SAN JOSE, Calif. — Oculus Connect is always full of surprises, but one thing has remained constant about the company's annual VR conference — the commitment to refining tools for both developers and regular folks like you and me. Oculus Connect 5 is no different, as Oculus announced a new Rift platform rollout. Available today (Sept. 26), the platform comes complete with a new set of tools focused on customization, social and discovery.
After introducing real customization for Oculus Home navigation last year, Oculus will now let developers push the envelope even further. The company announced custom developer items, which allows players to get custom virtual tchotkes to display in their customizable Oculus Home from their favorite VR titles. Oculus is bringing cross-platform support for its Avatar SDK, so devs can take their custom creations to whatever platform they want to create on.
Expressive Avatars are also launching later this year, focusing on on eye and mouth movement and subtle facial expression. The latest creation of Oculus avatars will removed the headset so wearers can feel like they're really interacting with friends, complete with eye contact.
And at long last, the wall between PC and mobile VR users is coming down. Instead of having to run to your desktop or laptop to download or browse your Oculus Rift library, you can now do that and much more on your phone. Now Rift users can browse the store, discover events and most importantly remotely install content — something that I plan to try out after today's keynote.
Hybrid Apps are another feature you can look forward to.
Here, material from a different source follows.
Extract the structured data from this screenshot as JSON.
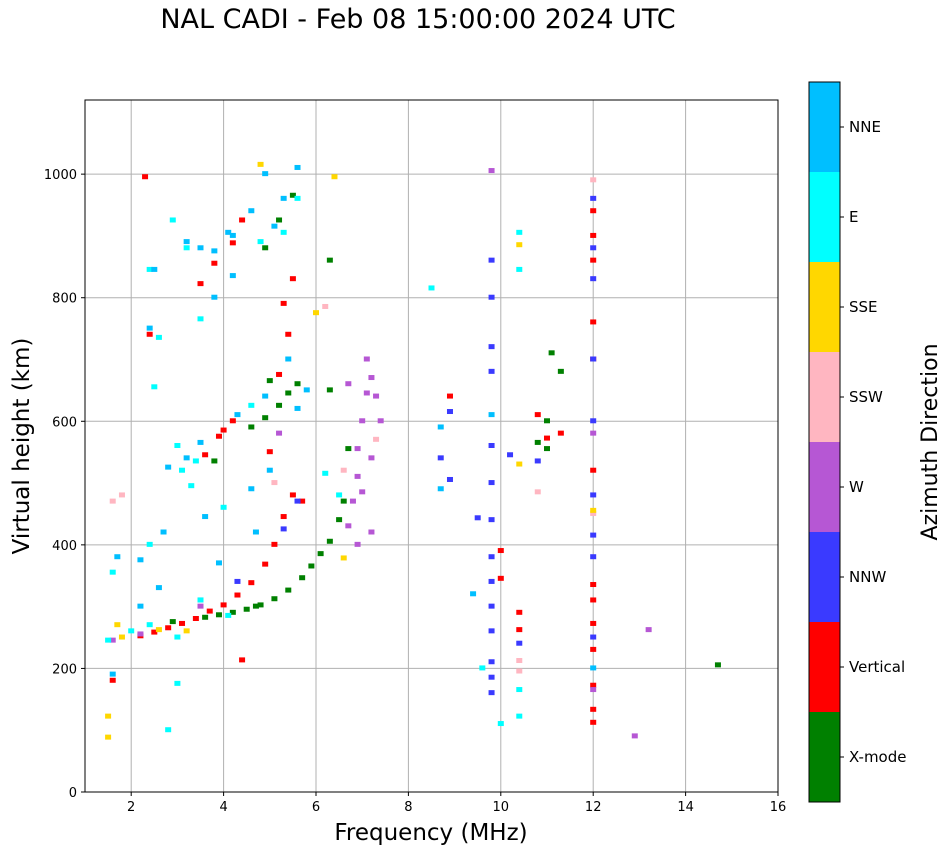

No word on when we'll have the opportunity to experience for ourselves, but the feature essentially allows you to use 2D applications in 3D space. During a demo from Allegorithmic labs, we saw Toby the Robot from the Oculus start-up game being created in Adobe Photoshop. From there, the creator picked up a Rift and started manipulating their work in VR.
All in all, the future seems bright for both mainstream users and VR developers.